ABIEBR :: 6.5 Summary

6.5 Summary

  1. There is Level 2 evidence to suggest that specific structured training programs designed to improve attention are ineffective or at best equivocal in their effects on attention.
  2. There is Level 2 evidence that dual task training has a positive effect on divided attention.
  3. There is Level 2 evidence that dual-task training on is effective on the speed of processing.
  4. There is Level 3 evidence that individuals with a TBI perform poorly on dual task activities due to their inability to maintain a measure of sustained attention.
  5. There is Level 3 evidence that reaction times of those with a TBI are slower than the reaction times of those without.
  6. There is Level 2 evidence supporting the use of external aids as a compensatory strategy for memory impairments.
  7. There is conflicting evidence supporting the use of computer assisted cognitive retraining as an adjunct to the rehabilitation program, especially regarding attentional retraining following brain injury. Although some improvement in memory was found in a few of the studies it was not found in all. General cognitive functioning did appear to benefit from computer assisted cognitive retraining; however, further study confirming these findings need to be conducted.
  8. There is Level 2 evidence of a positive impact on visual and verbal learning post exercise intervention for brain injury survivors.
  9. There is Level 3 evidence from one study indicating that VR programs do not enhance cognitive functioning post TBI in individuals who have sustained a TBI.
  10. There is Level 2 evidence (from several studies) that internal strategies appear to be an effective aid in improving recall performance. 
  11. There is Level 3 evidence from several case-control studies that internal strategies appear to assist in improving recall performance.
  12. There is Level 2 evidence indicating that memory-retraining programs appear effective, particularly for functional recovery although performance on specific tests of memory may or may not change. 
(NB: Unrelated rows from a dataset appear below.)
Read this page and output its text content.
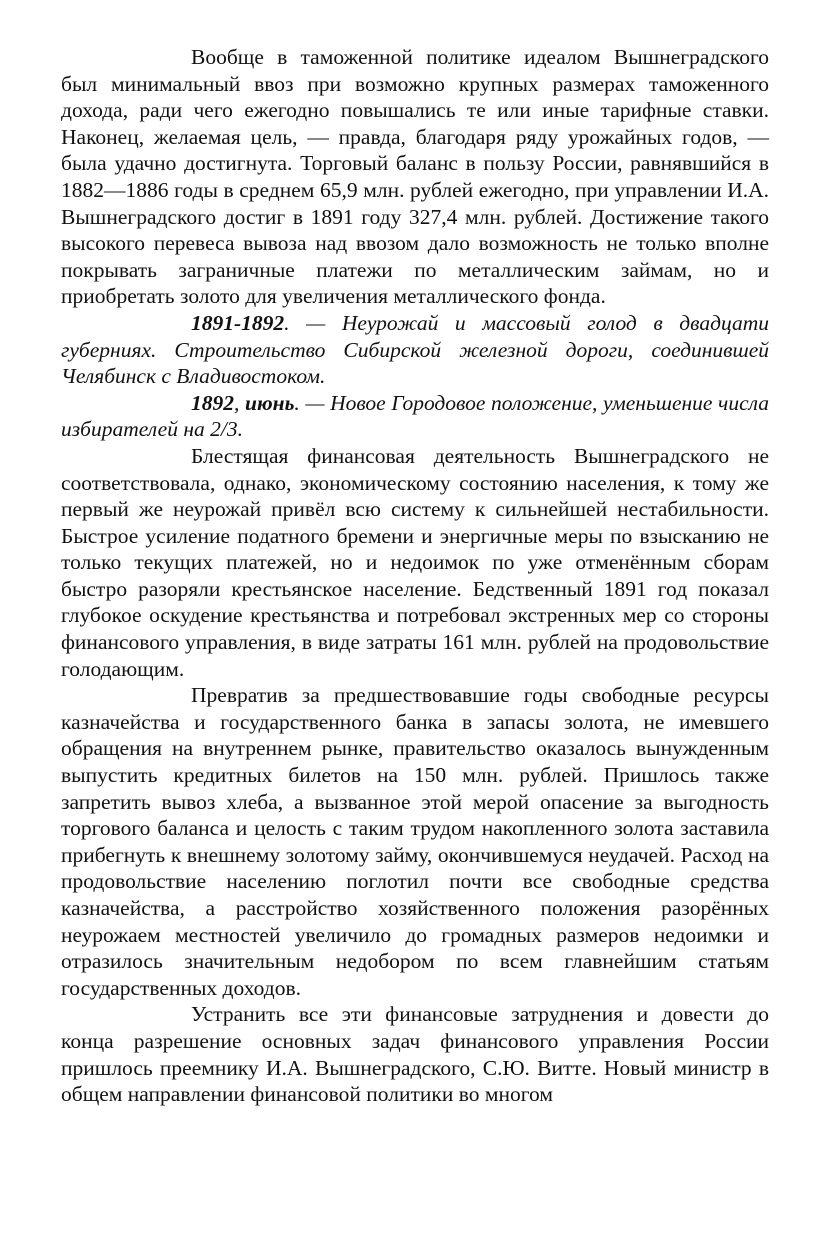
Вообще в таможенной политике идеалом Вышнеградского был минимальный ввоз при возможно крупных размерах таможенного дохода, ради чего ежегодно повышались те или иные тарифные ставки. Наконец, желаемая цель, — правда, благодаря ряду урожайных годов, — была удачно достигнута. Торговый баланс в пользу России, равнявшийся в 1882—1886 годы в среднем 65,9 млн. рублей ежегодно, при управлении И.А. Вышнеградского достиг в 1891 году 327,4 млн. рублей. Достижение такого высокого перевеса вывоза над ввозом дало возможность не только вполне покрывать заграничные платежи по металлическим займам, но и приобретать золото для увеличения металлического фонда.

1891-1892. — Неурожай и массовый голод в двадцати губерниях. Строительство Сибирской железной дороги, соединившей Челябинск с Владивостоком.

1892, июнь. — Новое Городовое положение, уменьшение числа избирателей на 2/3.

Блестящая финансовая деятельность Вышнеградского не соответствовала, однако, экономическому состоянию населения, к тому же первый же неурожай привёл всю систему к сильнейшей нестабильности. Быстрое усиление податного бремени и энергичные меры по взысканию не только текущих платежей, но и недоимок по уже отменённым сборам быстро разоряли крестьянское население. Бедственный 1891 год показал глубокое оскудение крестьянства и потребовал экстренных мер со стороны финансового управления, в виде затраты 161 млн. рублей на продовольствие голодающим.

Превратив за предшествовавшие годы свободные ресурсы казначейства и государственного банка в запасы золота, не имевшего обращения на внутреннем рынке, правительство оказалось вынужденным выпустить кредитных билетов на 150 млн. рублей. Пришлось также запретить вывоз хлеба, а вызванное этой мерой опасение за выгодность торгового баланса и целость с таким трудом накопленного золота заставила прибегнуть к внешнему золотому займу, окончившемуся неудачей. Расход на продовольствие населению поглотил почти все свободные средства казначейства, а расстройство хозяйственного положения разорённых неурожаем местностей увеличило до громадных размеров недоимки и отразилось значительным недобором по всем главнейшим статьям государственных доходов.

Устранить все эти финансовые затруднения и довести до конца разрешение основных задач финансового управления России пришлось преемнику И.А. Вышнеградского, С.Ю. Витте. Новый министр в общем направлении финансовой политики во многом
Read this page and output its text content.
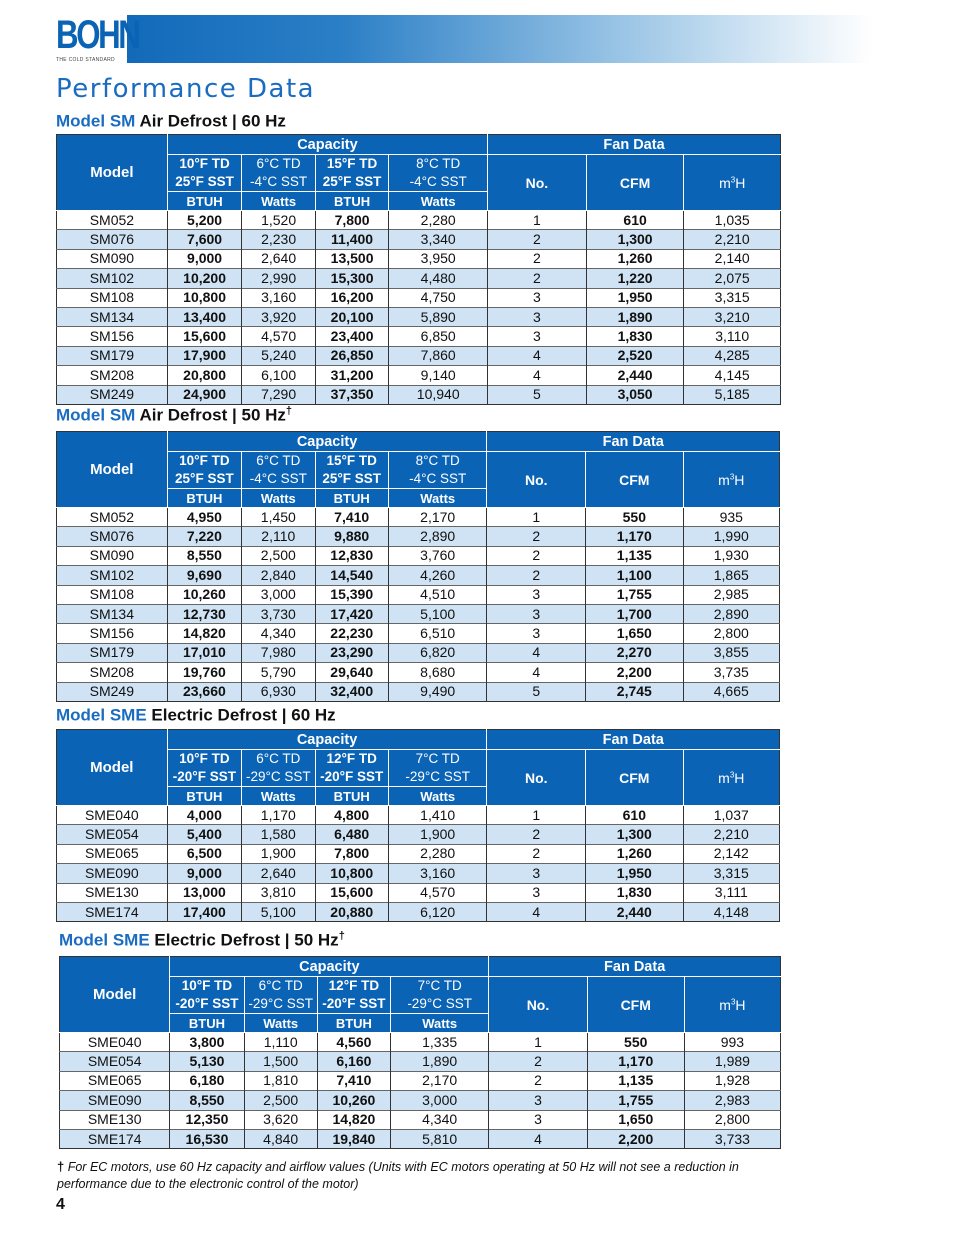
BOHN
THE COLD STANDARD
Performance Data
Model SM Air Defrost | 60 Hz
Model	Capacity				Fan Data		
	10°F TD	6°C TD	15°F TD	8°C TD	No.	CFM	$m^3H$
	25°F SST	-4°C SST	25°F SST	-4°C SST			
	BTUH	Watts	BTUH	Watts			
SM052	5,200	1,520	7,800	2,280	1	610	1,035
SM076	7,600	2,230	11,400	3,340	2	1,300	2,210
SM090	9,000	2,640	13,500	3,950	2	1,260	2,140
SM102	10,200	2,990	15,300	4,480	2	1,220	2,075
SM108	10,800	3,160	16,200	4,750	3	1,950	3,315
SM134	13,400	3,920	20,100	5,890	3	1,890	3,210
SM156	15,600	4,570	23,400	6,850	3	1,830	3,110
SM179	17,900	5,240	26,850	7,860	4	2,520	4,285
SM208	20,800	6,100	31,200	9,140	4	2,440	4,145
SM249	24,900	7,290	37,350	10,940	5	3,050	5,185
Model SM Air Defrost | 50 Hz†
Model	Capacity				Fan Data		
	10°F TD	6°C TD	15°F TD	8°C TD	No.	CFM	$m^3H$
	25°F SST	-4°C SST	25°F SST	-4°C SST			
	BTUH	Watts	BTUH	Watts			
SM052	4,950	1,450	7,410	2,170	1	550	935
SM076	7,220	2,110	9,880	2,890	2	1,170	1,990
SM090	8,550	2,500	12,830	3,760	2	1,135	1,930
SM102	9,690	2,840	14,540	4,260	2	1,100	1,865
SM108	10,260	3,000	15,390	4,510	3	1,755	2,985
SM134	12,730	3,730	17,420	5,100	3	1,700	2,890
SM156	14,820	4,340	22,230	6,510	3	1,650	2,800
SM179	17,010	7,980	23,290	6,820	4	2,270	3,855
SM208	19,760	5,790	29,640	8,680	4	2,200	3,735
SM249	23,660	6,930	32,400	9,490	5	2,745	4,665
Model SME Electric Defrost | 60 Hz
Model	Capacity				Fan Data		
	10°F TD	6°C TD	12°F TD	7°C TD	No.	CFM	$m^3H$
	-20°F SST	-29°C SST	-20°F SST	-29°C SST			
	BTUH	Watts	BTUH	Watts			
SME040	4,000	1,170	4,800	1,410	1	610	1,037
SME054	5,400	1,580	6,480	1,900	2	1,300	2,210
SME065	6,500	1,900	7,800	2,280	2	1,260	2,142
SME090	9,000	2,640	10,800	3,160	3	1,950	3,315
SME130	13,000	3,810	15,600	4,570	3	1,830	3,111
SME174	17,400	5,100	20,880	6,120	4	2,440	4,148
Model SME Electric Defrost | 50 Hz†
Model	Capacity				Fan Data		
	10°F TD	6°C TD	12°F TD	7°C TD	No.	CFM	$m^3H$
	-20°F SST	-29°C SST	-20°F SST	-29°C SST			
	BTUH	Watts	BTUH	Watts			
SME040	3,800	1,110	4,560	1,335	1	550	993
SME054	5,130	1,500	6,160	1,890	2	1,170	1,989
SME065	6,180	1,810	7,410	2,170	2	1,135	1,928
SME090	8,550	2,500	10,260	3,000	3	1,755	2,983
SME130	12,350	3,620	14,820	4,340	3	1,650	2,800
SME174	16,530	4,840	19,840	5,810	4	2,200	3,733
† For EC motors, use 60 Hz capacity and airflow values (Units with EC motors operating at 50 Hz will not see a reduction in performance due to the electronic control of the motor)
4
  13. There is Level 3 evidence supporting spaced retrieval practice as an effective method of improving memory post ABI.
  14. There is Level 3 evidence suggesting that the spacing of repetitions improves memory post ABI.
  15. There is Level 1 evidence, from one RCT, that cranial electrotherapy stimulation did not help to improve memory and recall following brain injury.
  16. There is conflicting evidence supporting the use of group-based interventions to treat executive dysfunction post ABI.
  17. There is Level 2 evidence, based on a single RCT, that goal management training is effective for improving paper and pencil everyday tasks and meal preparation skills for persons with an ABI.
  18. There is Level 4 evidence, based on a single group intervention, that goal planning in the form of leisure activities is effective for achieving identified goals following injury.
  19. There is conflicting evidence as to the effectiveness of cognitive rehabilitation programs focusing on memory strategies and selective attention.
  20. There is Level 4 evidence that general cognitive rehabilitation therapy post acquired brain injury is effective for improving cognition. Although there are variable strategies and protocols for cognitive rehabilitation, all comprehensive interventions appear to provide benefit.
  21. There is Level 4 evidence that working memory training is effective in recovering the central executive system of working memory.
  22. There is Level 4 evidence that an outpatient day program is effective for assisting brain injury survivors in returning to competitive employment.
  23. Based on a single RCT, there is Level 1 evidence that Donepezil improves attention and short-term memory.
  24. Although several of the studies reviewed found methylphenidate did improve cognitive functioning post ABI, the results were conflicting. To date there is no clear evidence supporting the administration of methylphenidate in individuals who have a moderate to severe ABI.
  25. There is Level 1 evidence showing that sertraline does not improve cognitive functioning in individuals who have sustained a moderate to severe ABI.
  26. There is Level 2 evidence that amantadine does not help to improve learning and memory deficits based on the conclusions of a single group intervention study.
  27. Based on a single RCT, there is Level 1 evidence that pramiracetam produces significant clinical improvements on males’ memory which is sustained at one month following discontinuation of the drug. 
  28. Based on a single RCT, there is Level 1 evidence that physostigmine improves memory in men with brain injury.
  29. There is Level 5 evidence, from one case study, that physostigmine combined with a memory training program produces a clinically significant improvement in memory function, but does not produce significant changes in attention, concentration, cognitive flexibility, or motor speed.
  30. Based on a two RCTs there is conflicting evidence supporting the use of bromocriptine to enhance cognitive functioning.
  31. There is Level 4 evidence that bromocriptine improves all motivational deficits except mood.
  32. There is Level 5 evidence, from one observational study, that bromocriptine significantly improves memory impairments.
  33. There is Level 4 evidence that cerebrolysin, a neurotrophic and neuroprotective medication appears to have potential benefit to improve outcome and cognitive functioning post-brain injury; however, controlled trials will be necessary to evaluate this further. 
  34. There is Level 1 evidence suggesting rhGH does assist in cognitive functioning in individuals who are GHD post ABI.
  35. There is Level 2 evidence showing the administration of rhGH does improve cognitive rehabilitation in those who have sustained a moderate to severe TBI.